MISSISSAUGA, Ont. — Maple Leaf Foods Inc. says it will pay a weekly bonus to its hourly staff as it works to ensure production at its processing plants while other industries shut down in an effort to slow the COVID-19 pandemic.
The food processing company says it will pay a bonus of $80 a week in addition to regular and overtime pay to its hourly staff, who are working to maintain a safe supply of food.
The bonus comes as Maple Leaf also announced $2 million to support emergency food relief efforts and $2.5 million for a new fund to provide personal support to front-line health providers.
Maple Leaf isn’t alone in raising wages for those in the food industry working to help keep Canadians fed as many other businesses shut down.
Some of Canada’s food processors joined other companies in increasing pay for hourly staff working hard to ensure the country’s food supply remains strong during the COVID-19 pandemic.
“In this global crisis, we are compelled to look beyond our business and do what we can to support the many dedicated people who continue to deliver the critical services we depends on,” said Maple Leafs Foods Inc. CEO Michael McCain in a statement.
Cargill Ltd., a Winnipeg-based merchandiser and processor that employs more than 8,000 people in the country, will also dole out additional pay.
Cargill will pay an extra $2 per hour, with a bonus of $500 to employees who complete weekly shifts over eight consecutive weeks, starting Monday, said United Food and Commercial Workers Locals 175 and 633 in a statement. The two chapters represent more than 70,000 employees in sectors including grocery retail and industrial food preparation.
“Workers in food manufacturing are key at this time to maintaining the food supply chain,” said Shawn Hanger, president of UFCW Local 175, in a statement.
The employees at these two manufacturers’ facilities “have been under stressful conditions during this crisis and these measures will go a long way to providing security for them.”
Both manufacturers have also made improvements to employee safety while working, the union said, including banning visitors and providing more space to improve social distancing.
The two locals continue to reach out to all employers of the members it represents “to have them compensate employees properly, provide pay security for those that need to be off work, and enact stringent health and safety protocols for everyone’s safety.”
Mondelez Canada – a Toronto-based snack manufacturer that makes products from brands including Cadbury, Maynards and Triscuit – announced March 23 a premium pay program for Canadian employees.
Workers will see their pay increase by $2 hour or $125 per week, depending on how the employee is paid, until April 30, according to a statement.
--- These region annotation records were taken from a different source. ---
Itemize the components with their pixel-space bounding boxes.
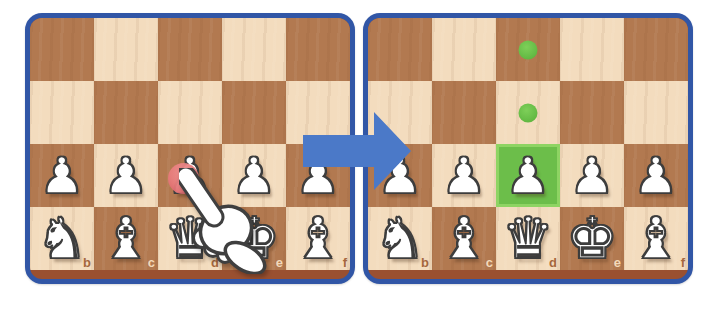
square-d2[interactable]: ♟ [496,144,560,207]
square-d4[interactable] [158,18,222,81]
transition-arrow-right-icon [303,112,412,191]
square-c3[interactable] [432,81,496,144]
white-pawn-e2[interactable]: ♟ [222,151,286,201]
file-label-c: c [486,256,493,269]
square-c4[interactable] [432,18,496,81]
square-b1[interactable]: ♞b [368,207,432,270]
square-f4[interactable] [624,18,688,81]
square-e2[interactable]: ♟ [222,144,286,207]
square-f1[interactable]: ♝f [624,207,688,270]
legal-move-dot-d4[interactable] [519,40,538,59]
file-label-b: b [83,256,91,269]
square-b4[interactable] [368,18,432,81]
square-e3[interactable] [560,81,624,144]
square-c3[interactable] [94,81,158,144]
white-pawn-c2[interactable]: ♟ [94,151,158,201]
square-b1[interactable]: ♞b [30,207,94,270]
board-grid: ♟♟♟♟♟♞b♝c♛d♚e♝f [368,18,688,270]
square-e4[interactable] [560,18,624,81]
square-d3[interactable] [496,81,560,144]
white-pawn-e2[interactable]: ♟ [560,151,624,201]
white-bishop-f1[interactable]: ♝ [624,210,688,267]
square-b4[interactable] [30,18,94,81]
square-d1[interactable]: ♛d [496,207,560,270]
square-c4[interactable] [94,18,158,81]
file-label-d: d [549,256,557,269]
square-e1[interactable]: ♚e [560,207,624,270]
legal-move-dot-d3[interactable] [519,103,538,122]
white-bishop-f1[interactable]: ♝ [286,210,350,267]
file-label-e: e [614,256,621,269]
square-e1[interactable]: ♚e [222,207,286,270]
square-b3[interactable] [30,81,94,144]
square-e2[interactable]: ♟ [560,144,624,207]
square-d1[interactable]: ♛d [158,207,222,270]
square-c1[interactable]: ♝c [432,207,496,270]
chess-move-tutorial-image: ♟♟♟♟♟♞b♝c♛d♚e♝f ♟♟♟♟♟♞b♝c♛d♚e♝f [0,0,714,317]
square-d3[interactable] [158,81,222,144]
white-pawn-f2[interactable]: ♟ [624,151,688,201]
white-pawn-d2[interactable]: ♟ [496,151,560,201]
click-marker [168,163,199,194]
file-label-f: f [681,256,685,269]
square-c2[interactable]: ♟ [94,144,158,207]
square-c2[interactable]: ♟ [432,144,496,207]
square-f4[interactable] [286,18,350,81]
square-d2[interactable]: ♟ [158,144,222,207]
file-label-e: e [276,256,283,269]
file-label-c: c [148,256,155,269]
square-f3[interactable] [624,81,688,144]
square-e4[interactable] [222,18,286,81]
board-after-click[interactable]: ♟♟♟♟♟♞b♝c♛d♚e♝f [363,13,693,284]
file-label-d: d [211,256,219,269]
square-f2[interactable]: ♟ [624,144,688,207]
square-e3[interactable] [222,81,286,144]
square-d4[interactable] [496,18,560,81]
square-c1[interactable]: ♝c [94,207,158,270]
file-label-b: b [421,256,429,269]
square-f1[interactable]: ♝f [286,207,350,270]
board-grid: ♟♟♟♟♟♞b♝c♛d♚e♝f [30,18,350,270]
white-pawn-b2[interactable]: ♟ [30,151,94,201]
square-b2[interactable]: ♟ [30,144,94,207]
file-label-f: f [343,256,347,269]
white-pawn-c2[interactable]: ♟ [432,151,496,201]
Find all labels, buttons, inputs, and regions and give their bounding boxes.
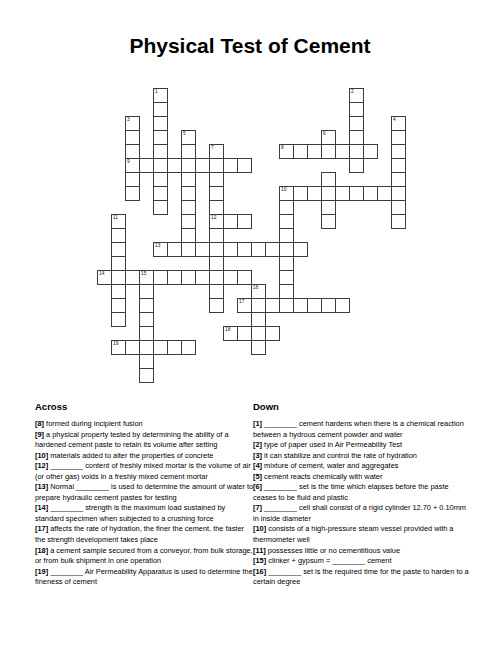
clue-across-17: [17] affects the rate of hydration, the … — [35, 524, 254, 545]
grid-cell — [349, 130, 364, 145]
grid-cell — [181, 158, 196, 173]
grid-cell — [307, 186, 322, 201]
grid-cell — [139, 284, 154, 299]
clue-number-label: [1] — [253, 419, 262, 428]
clue-across-8: [8] formed during incipient fusion — [35, 419, 254, 430]
grid-cell — [167, 158, 182, 173]
grid-cell — [167, 242, 182, 257]
grid-cell — [237, 214, 252, 229]
grid-cell — [391, 158, 406, 173]
grid-cell — [139, 326, 154, 341]
clue-text: Normal ________ is used to determine the… — [35, 482, 253, 502]
clue-number: 7 — [211, 145, 214, 150]
across-header: Across — [35, 401, 254, 412]
clue-down-16: [16] ________ set is the required time f… — [253, 567, 472, 588]
grid-cell — [279, 256, 294, 271]
clue-text: ________ cement hardens when there is a … — [253, 419, 464, 439]
clue-across-10: [10] materials added to alter the proper… — [35, 451, 254, 462]
clue-text: ________ cell shall consist of a rigid c… — [253, 503, 466, 523]
clue-number-label: [4] — [253, 461, 262, 470]
clue-number: 8 — [281, 145, 284, 150]
grid-cell — [181, 144, 196, 159]
down-header: Down — [253, 401, 472, 412]
grid-cell — [251, 326, 266, 341]
grid-cell — [139, 354, 154, 369]
clue-number-label: [13] — [35, 482, 48, 491]
grid-cell — [237, 242, 252, 257]
grid-cell — [223, 270, 238, 285]
grid-cell — [349, 102, 364, 117]
clue-text: a cement sample secured from a conveyor,… — [35, 546, 253, 566]
clue-text: type of paper used in Air Permeability T… — [262, 440, 402, 449]
across-clues: [8] formed during incipient fusion[9] a … — [35, 419, 254, 588]
grid-cell — [153, 200, 168, 215]
grid-cell — [209, 256, 224, 271]
grid-cell — [391, 186, 406, 201]
clue-number-label: [19] — [35, 567, 48, 576]
clue-down-7: [7] ________ cell shall consist of a rig… — [253, 503, 472, 524]
grid-cell — [279, 284, 294, 299]
grid-cell — [153, 102, 168, 117]
grid-cell — [321, 298, 336, 313]
clue-number-label: [3] — [253, 451, 262, 460]
grid-cell — [153, 270, 168, 285]
crossword-page: Physical Test of Cement 1234567891011121… — [0, 0, 500, 647]
grid-cell — [125, 186, 140, 201]
grid-cell — [363, 144, 378, 159]
grid-cell — [153, 172, 168, 187]
clue-text: clinker + gypsum = ________ cement — [266, 556, 391, 565]
grid-cell — [111, 298, 126, 313]
grid-cell — [195, 158, 210, 173]
clue-number-label: [12] — [35, 461, 48, 470]
clue-number: 16 — [253, 285, 258, 290]
grid-cell — [251, 312, 266, 327]
grid-cell — [209, 186, 224, 201]
grid-cell — [391, 144, 406, 159]
grid-cell — [209, 172, 224, 187]
grid-cell — [209, 298, 224, 313]
grid-cell — [181, 242, 196, 257]
clue-across-9: [9] a physical property tested by determ… — [35, 430, 254, 451]
grid-cell — [139, 368, 154, 383]
grid-cell — [265, 242, 280, 257]
clue-number: 18 — [225, 327, 230, 332]
grid-cell — [111, 270, 126, 285]
grid-cell — [349, 158, 364, 173]
clue-number: 17 — [239, 299, 244, 304]
clue-number-label: [10] — [253, 524, 266, 533]
grid-cell — [125, 144, 140, 159]
grid-cell — [279, 298, 294, 313]
clue-number: 13 — [155, 243, 160, 248]
puzzle-title: Physical Test of Cement — [0, 34, 500, 58]
grid-cell — [237, 326, 252, 341]
grid-cell — [209, 158, 224, 173]
clue-number: 5 — [183, 131, 186, 136]
grid-cell — [279, 242, 294, 257]
clue-text: ________ set is the required time for th… — [253, 567, 469, 587]
grid-cell — [209, 242, 224, 257]
grid-cell — [321, 214, 336, 229]
grid-cell — [321, 200, 336, 215]
grid-cell — [321, 186, 336, 201]
grid-cell — [181, 186, 196, 201]
grid-cell — [209, 270, 224, 285]
grid-cell — [209, 228, 224, 243]
crossword-grid: 12345678910111213141516171819 — [97, 88, 407, 384]
grid-cell — [153, 116, 168, 131]
clue-across-19: [19] ________ Air Permeability Apparatus… — [35, 567, 254, 588]
clue-number: 9 — [127, 159, 130, 164]
clue-number-label: [15] — [253, 556, 266, 565]
clue-number-label: [17] — [35, 524, 48, 533]
grid-cell — [111, 228, 126, 243]
clue-text: mixture of cement, water and aggregates — [262, 461, 398, 470]
grid-cell — [307, 298, 322, 313]
grid-cell — [181, 172, 196, 187]
clue-number-label: [18] — [35, 546, 48, 555]
clue-down-1: [1] ________ cement hardens when there i… — [253, 419, 472, 440]
grid-cell — [125, 270, 140, 285]
clue-number: 3 — [127, 117, 130, 122]
clue-text: materials added to alter the properties … — [48, 451, 213, 460]
grid-cell — [321, 172, 336, 187]
grid-cell — [111, 256, 126, 271]
grid-cell — [111, 312, 126, 327]
grid-cell — [195, 270, 210, 285]
clue-number-label: [5] — [253, 472, 262, 481]
clue-across-13: [13] Normal ________ is used to determin… — [35, 482, 254, 503]
grid-cell — [237, 158, 252, 173]
clue-number-label: [8] — [35, 419, 44, 428]
clue-across-18: [18] a cement sample secured from a conv… — [35, 546, 254, 567]
grid-cell — [335, 144, 350, 159]
clue-text: cement reacts chemically with water — [262, 472, 382, 481]
clue-number-label: [10] — [35, 451, 48, 460]
clue-number-label: [16] — [253, 567, 266, 576]
grid-cell — [223, 214, 238, 229]
grid-cell — [111, 284, 126, 299]
clue-down-15: [15] clinker + gypsum = ________ cement — [253, 556, 472, 567]
grid-cell — [293, 242, 308, 257]
grid-cell — [335, 298, 350, 313]
grid-cell — [153, 186, 168, 201]
clue-across-14: [14] ________ strength is the maximum lo… — [35, 503, 254, 524]
grid-cell — [153, 130, 168, 145]
clue-number-label: [7] — [253, 503, 262, 512]
clue-text: ________ content of freshly mixed mortar… — [35, 461, 251, 481]
grid-cell — [153, 144, 168, 159]
grid-cell — [139, 312, 154, 327]
clue-text: formed during incipient fusion — [44, 419, 143, 428]
clue-down-10: [10] consists of a high-pressure steam v… — [253, 524, 472, 545]
clue-number: 14 — [99, 271, 104, 276]
clue-down-6: [6] ________ set is the time which elaps… — [253, 482, 472, 503]
clue-number: 2 — [351, 89, 354, 94]
grid-cell — [181, 228, 196, 243]
grid-cell — [279, 214, 294, 229]
down-section: Down [1] ________ cement hardens when th… — [253, 401, 472, 588]
clue-number: 4 — [393, 117, 396, 122]
grid-cell — [391, 130, 406, 145]
grid-cell — [391, 172, 406, 187]
clue-down-2: [2] type of paper used in Air Permeabili… — [253, 440, 472, 451]
grid-cell — [139, 158, 154, 173]
clue-across-12: [12] ________ content of freshly mixed m… — [35, 461, 254, 482]
grid-cell — [251, 340, 266, 355]
grid-cell — [125, 340, 140, 355]
grid-cell — [195, 242, 210, 257]
grid-cell — [307, 144, 322, 159]
grid-cell — [251, 242, 266, 257]
clue-text: it can stabilize and control the rate of… — [262, 451, 417, 460]
grid-cell — [111, 242, 126, 257]
grid-cell — [181, 270, 196, 285]
clue-text: consists of a high-pressure steam vessel… — [253, 524, 453, 544]
grid-cell — [279, 270, 294, 285]
grid-cell — [321, 144, 336, 159]
clue-number: 12 — [211, 215, 216, 220]
grid-cell — [265, 298, 280, 313]
grid-cell — [349, 144, 364, 159]
grid-cell — [279, 200, 294, 215]
clue-down-11: [11] possesses little or no cementitious… — [253, 546, 472, 557]
down-clues: [1] ________ cement hardens when there i… — [253, 419, 472, 588]
grid-cell — [237, 270, 252, 285]
clue-number-label: [14] — [35, 503, 48, 512]
grid-cell — [125, 130, 140, 145]
grid-cell — [391, 214, 406, 229]
grid-cell — [209, 284, 224, 299]
grid-cell — [251, 298, 266, 313]
clue-down-3: [3] it can stabilize and control the rat… — [253, 451, 472, 462]
grid-cell — [209, 200, 224, 215]
clue-number-label: [9] — [35, 430, 44, 439]
clue-number: 10 — [281, 187, 286, 192]
grid-cell — [181, 214, 196, 229]
clue-number: 19 — [113, 341, 118, 346]
grid-cell — [139, 340, 154, 355]
grid-cell — [363, 186, 378, 201]
across-section: Across [8] formed during incipient fusio… — [35, 401, 254, 588]
clue-number: 15 — [141, 271, 146, 276]
clue-text: a physical property tested by determinin… — [35, 430, 229, 450]
grid-cell — [279, 228, 294, 243]
grid-cell — [125, 172, 140, 187]
grid-cell — [265, 326, 280, 341]
clue-text: ________ set is the time which elapses b… — [253, 482, 449, 502]
grid-cell — [293, 186, 308, 201]
clue-number: 1 — [155, 89, 158, 94]
grid-cell — [377, 186, 392, 201]
grid-cell — [293, 298, 308, 313]
clue-down-5: [5] cement reacts chemically with water — [253, 472, 472, 483]
grid-cell — [139, 298, 154, 313]
grid-cell — [349, 116, 364, 131]
clue-number: 11 — [113, 215, 118, 220]
grid-cell — [181, 200, 196, 215]
grid-cell — [349, 186, 364, 201]
grid-cell — [293, 144, 308, 159]
clue-text: affects the rate of hydration, the finer… — [35, 524, 244, 544]
grid-cell — [181, 340, 196, 355]
grid-cell — [391, 200, 406, 215]
clue-text: possesses little or no cementitious valu… — [266, 546, 400, 555]
clue-number-label: [6] — [253, 482, 262, 491]
grid-cell — [153, 340, 168, 355]
clue-down-4: [4] mixture of cement, water and aggrega… — [253, 461, 472, 472]
clue-number-label: [2] — [253, 440, 262, 449]
grid-cell — [167, 270, 182, 285]
grid-cell — [153, 158, 168, 173]
clue-number-label: [11] — [253, 546, 266, 555]
grid-cell — [335, 186, 350, 201]
clue-text: ________ strength is the maximum load su… — [35, 503, 225, 523]
grid-cell — [223, 158, 238, 173]
grid-cell — [167, 340, 182, 355]
clue-text: ________ Air Permeability Apparatus is u… — [35, 567, 253, 587]
grid-cell — [223, 242, 238, 257]
clue-number: 6 — [323, 131, 326, 136]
The program includes workers who make, ship or sell the company’s goods.
The company employs 2,600 workers.
Manufacturers aren’t alone in raising wages for those in the food industry working to help keep Canadians fed as many other businesses shut down.
On the weekend, Loblaw executive chairman Galen Weston said his company was temporarily increasing compensation for its store and distribution centre employees by approximately 15 per cent retroactive to March 8.
Sobeys and Safeway Canada have also announced a temporary program that will see employees receive an additional $50 a week, plus those working more than 20 hours a week will receive an extra $2 an hour for all hours over 20, retroactive to March 8.